Qualunque sia la decisione sul dove inaugurare le feste una cosa è certa, sarà organizzata una giocata a casa di ogni componente del gruppo. Tra i giochi più diffusi ci sarà il mercante in fiera, il cucù, il sette e mezzo oppure il ti vitti.

I salotti si trasformeranno in bische legalizzate in cui le tovaglie lasceranno il posto ai panni di colore verde che avranno l’onore di vedere più soldi del salvadanaio che la nonna alimenta ormai da anni. Qualcuno all’improvviso richiamerà l’attenzione chiedendo di fare un break e a quel punto anche la buona e vecchia tombola tornerà ad avere il suo posto d’onore insieme ai numeri in legno rossi e alle cartelle con le finestrelle.

Del resto non c’è fretta di tornare a casa, tanto l’indomani è l’otto dicembre, non si lavora e né tantomeno si va a scuola. Chi non ama giocare siederà sui divani adiacenti al tavolo da gioco. Con un orecchio seguirà le agguerrite partite e con l’altro ascolterà le conversazioni che i non avvezzi al gioco si scambieranno in quel clima di festa.

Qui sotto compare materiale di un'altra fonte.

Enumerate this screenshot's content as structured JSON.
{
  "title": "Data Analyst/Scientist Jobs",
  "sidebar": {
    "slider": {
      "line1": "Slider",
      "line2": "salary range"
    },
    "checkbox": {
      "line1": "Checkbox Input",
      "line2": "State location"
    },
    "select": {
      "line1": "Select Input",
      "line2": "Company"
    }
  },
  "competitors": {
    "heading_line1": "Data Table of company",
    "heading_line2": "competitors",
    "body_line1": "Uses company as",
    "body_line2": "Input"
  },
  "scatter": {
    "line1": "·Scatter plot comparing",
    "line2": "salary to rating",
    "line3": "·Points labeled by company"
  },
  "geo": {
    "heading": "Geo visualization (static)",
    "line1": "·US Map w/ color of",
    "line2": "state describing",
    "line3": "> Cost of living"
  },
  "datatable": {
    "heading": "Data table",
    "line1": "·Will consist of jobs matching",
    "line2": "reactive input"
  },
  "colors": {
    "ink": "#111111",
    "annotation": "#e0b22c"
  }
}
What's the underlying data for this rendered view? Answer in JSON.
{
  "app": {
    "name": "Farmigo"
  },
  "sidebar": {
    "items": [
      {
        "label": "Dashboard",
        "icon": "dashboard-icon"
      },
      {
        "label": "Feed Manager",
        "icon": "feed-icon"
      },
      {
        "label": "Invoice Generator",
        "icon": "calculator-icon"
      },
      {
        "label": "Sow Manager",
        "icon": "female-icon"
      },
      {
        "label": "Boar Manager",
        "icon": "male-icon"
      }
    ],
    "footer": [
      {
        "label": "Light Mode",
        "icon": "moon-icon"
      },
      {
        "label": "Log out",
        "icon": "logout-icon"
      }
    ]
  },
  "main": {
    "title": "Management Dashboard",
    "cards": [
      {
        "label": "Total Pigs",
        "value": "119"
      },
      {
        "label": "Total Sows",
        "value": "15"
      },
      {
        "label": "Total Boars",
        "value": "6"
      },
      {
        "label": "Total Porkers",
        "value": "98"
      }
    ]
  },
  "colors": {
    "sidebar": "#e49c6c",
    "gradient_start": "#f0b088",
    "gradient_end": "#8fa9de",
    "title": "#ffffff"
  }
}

Per me l’Immacolata vuol dire questo ma anche altro. Rappresenta la famiglia, il calore di casa ma soprattutto l’appartenenza ad una comunità con cui condividere la vita e i valori. Da ragazzino la vigilia la trascorrevo da qualche amico a riscaldare il divano perché che non amavo particolarmente il gioco. Ma l’indomani era il giorno in cui si stava con i parenti, si mangiava insieme, ci si scambiavano gli auguri e si festeggiava anche il compleanno di mia mamma, nata per l’appunto l’otto dicembre.

E così, dopo avere mangiato sfincione fino a tarda notte, l’indomani mi svegliavo con le narici ricolme di fritto proveniente dalla cucina. Cardi, broccoli e carciofi erano solo alcune delle pietanze che mi ricordavano che anche quel giorno lo avrei trascorso a mangiare.

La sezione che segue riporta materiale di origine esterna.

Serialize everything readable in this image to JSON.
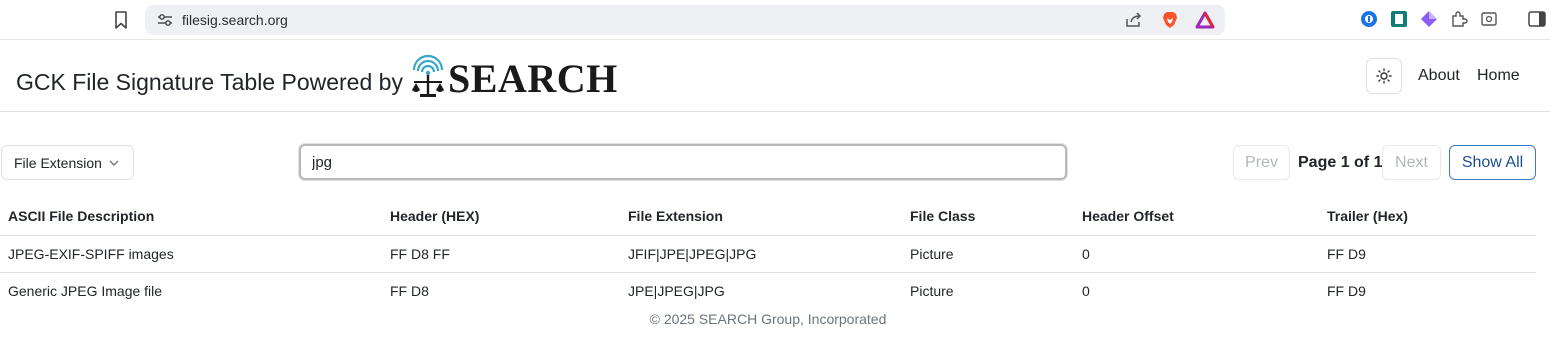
{
  "browser": {
    "url": "filesig.search.org"
  },
  "header": {
    "title": "GCK File Signature Table Powered by",
    "logo_text": "SEARCH",
    "nav": {
      "about": "About",
      "home": "Home"
    }
  },
  "toolbar": {
    "field_select": "File Extension",
    "search_value": "jpg",
    "prev_label": "Prev",
    "page_indicator": "Page 1 of 1",
    "next_label": "Next",
    "show_all_label": "Show All"
  },
  "table": {
    "columns": [
      "ASCII File Description",
      "Header (HEX)",
      "File Extension",
      "File Class",
      "Header Offset",
      "Trailer (Hex)"
    ],
    "rows": [
      [
        "JPEG-EXIF-SPIFF images",
        "FF D8 FF",
        "JFIF|JPE|JPEG|JPG",
        "Picture",
        "0",
        "FF D9"
      ],
      [
        "Generic JPEG Image file",
        "FF D8",
        "JPE|JPEG|JPG",
        "Picture",
        "0",
        "FF D9"
      ]
    ]
  },
  "footer": {
    "copyright": "© 2025 SEARCH Group, Incorporated"
  }
}
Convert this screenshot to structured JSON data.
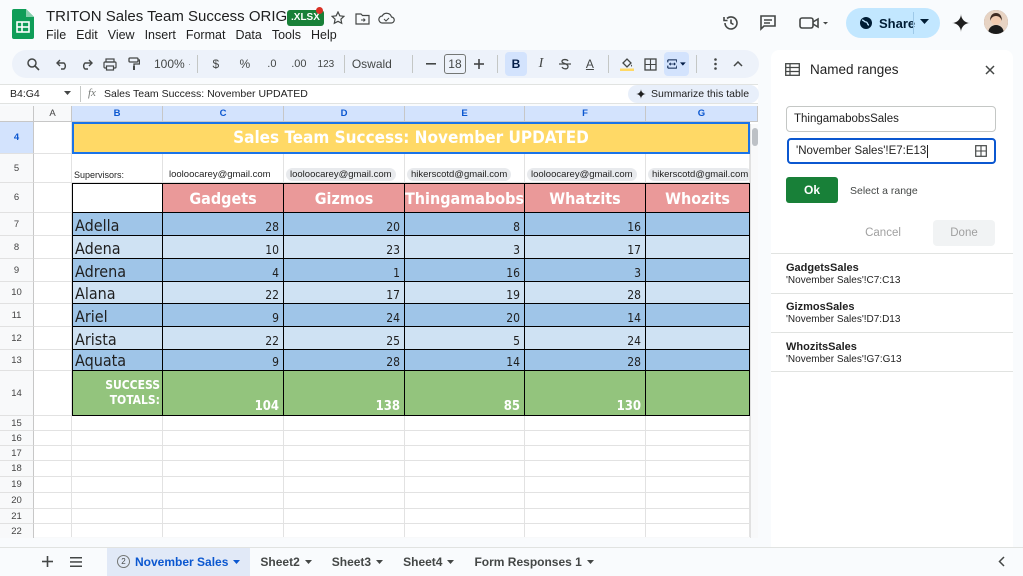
{
  "app": {
    "doc_title": "TRITON Sales Team Success ORIGINAL",
    "badge": ".XLSX",
    "menus": [
      "File",
      "Edit",
      "View",
      "Insert",
      "Format",
      "Data",
      "Tools",
      "Help"
    ],
    "share_label": "Share"
  },
  "toolbar": {
    "zoom": "100%",
    "currency": "$",
    "percent": "%",
    "dec_down": ".0",
    "dec_up": ".00",
    "number_format": "123",
    "font": "Oswald",
    "font_size": "18",
    "bold": "B",
    "italic": "I",
    "text_color": "A"
  },
  "formula_bar": {
    "name_box": "B4:G4",
    "fx": "fx",
    "content": "Sales Team Success: November UPDATED",
    "summarize": "Summarize this table"
  },
  "sheet": {
    "columns": [
      "A",
      "B",
      "C",
      "D",
      "E",
      "F",
      "G"
    ],
    "rows": [
      "4",
      "5",
      "6",
      "7",
      "8",
      "9",
      "10",
      "11",
      "12",
      "13",
      "14",
      "15",
      "16",
      "17",
      "18",
      "19",
      "20",
      "21",
      "22"
    ],
    "title": "Sales Team Success: November UPDATED",
    "supervisors_label": "Supervisors:",
    "emails": [
      "looloocarey@gmail.com",
      "looloocarey@gmail.com",
      "hikerscotd@gmail.com",
      "looloocarey@gmail.com",
      "hikerscotd@gmail.com"
    ],
    "products": [
      "Gadgets",
      "Gizmos",
      "Thingamabobs",
      "Whatzits",
      "Whozits"
    ],
    "people": [
      {
        "name": "Adella",
        "values": [
          "28",
          "20",
          "8",
          "16",
          ""
        ]
      },
      {
        "name": "Adena",
        "values": [
          "10",
          "23",
          "3",
          "17",
          ""
        ]
      },
      {
        "name": "Adrena",
        "values": [
          "4",
          "1",
          "16",
          "3",
          ""
        ]
      },
      {
        "name": "Alana",
        "values": [
          "22",
          "17",
          "19",
          "28",
          ""
        ]
      },
      {
        "name": "Ariel",
        "values": [
          "9",
          "24",
          "20",
          "14",
          ""
        ]
      },
      {
        "name": "Arista",
        "values": [
          "22",
          "25",
          "5",
          "24",
          ""
        ]
      },
      {
        "name": "Aquata",
        "values": [
          "9",
          "28",
          "14",
          "28",
          ""
        ]
      }
    ],
    "totals_label_1": "SUCCESS",
    "totals_label_2": "TOTALS:",
    "totals": [
      "104",
      "138",
      "85",
      "130",
      ""
    ]
  },
  "tabs": {
    "active_badge": "2",
    "active": "November Sales",
    "others": [
      "Sheet2",
      "Sheet3",
      "Sheet4",
      "Form Responses 1"
    ]
  },
  "panel": {
    "title": "Named ranges",
    "name_value": "ThingamabobsSales",
    "range_value": "'November Sales'!E7:E13",
    "ok": "Ok",
    "select_range": "Select a range",
    "cancel": "Cancel",
    "done": "Done",
    "ranges": [
      {
        "name": "GadgetsSales",
        "ref": "'November Sales'!C7:C13"
      },
      {
        "name": "GizmosSales",
        "ref": "'November Sales'!D7:D13"
      },
      {
        "name": "WhozitsSales",
        "ref": "'November Sales'!G7:G13"
      }
    ]
  },
  "colors": {
    "title_bg": "#ffd966",
    "title_text": "#ffffff",
    "header_bg": "#ea9999",
    "name_dark": "#9fc5e8",
    "name_light": "#cfe2f3",
    "totals_bg": "#93c47d",
    "accent": "#0b57d0",
    "ok_green": "#188038"
  }
}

Ma in fondo si sa, sono queste le cose piacevoli della vita, condividere con le persone che si amano momenti di gioia in cui il cibo è il compagno fedele di piccole e grandi emozioni. Le stesse emozioni che quando le si vivono non ci si accorge del loro valore ma che da adulti pagheremmo per poterle rivivere, magari con coloro che non sono più tra noi.

Difficoltà

Media

Dosi Per

6 Persone

Preparazione

4 Ore

Cottura

30 Minuti

Lista ingredienti per la base

425 gr. di farina 00

75 gr. di semola di grano duro

20 gr. di zucchero semolato

10 gr. di sale

25 gr. di olio d’oliva

12 gr. di lievito di birra fresco

250 ml. di acqua a temperatura ambiente

ingredienti per il condimento

500 gr. di cipolle bianche

200 gr. doppio concentrato di pomodoro

3 acciughe sott’olio

Olio d’oliva q.b.

100 gr. d’acqua naturale

Sale q.b.

Zucchero q.b.

Origano q.b.

Pepe q.b.

Lista ingredienti per la guarnizione

Caciocavallo fresco a cubetti q.b.

Acciughe sott’olio q.b.

Pan grattato q.b.

Caciocavallo grattugiato q.b.

Origano

Olio d’oliva

Utensili richiesti

Una teglia da 30×40 cm. circa

Il procedimento per la base

1

Versiamo le due farine nella planetaria, mescoliamole, azioniamola e versiamo l’acqua a piccole dosi in cui avremo sciolto il lievito e lo zucchero. Quando l’impasto sarà ancora un po’ grezzo aggiungiamo l’olio, dopo un po’ il sale e continuiamo ad impastare fino a quando non si staccherà dalle pareti della planetaria.

2

Trasferiamo l‘impasto su un piano da lavoro non infarinato, impastiamo ancora un po’ a mano ma non troppo, formiamo una palla e copriamola con una ciotola lasciandola riposare per 10 minuti. Trascorso questo tempo facciamo qualche piega di rinforzo, pirliamola (roteandola tra le mani) e una volta che avrà assunto una forma sferica riponiamola dentro ad un contenitore coprendola con della pellicola trasparente e adagiando sopra uno strofinaccio. Lasciamola riposare per tre ore dentro il forno con luce spenta.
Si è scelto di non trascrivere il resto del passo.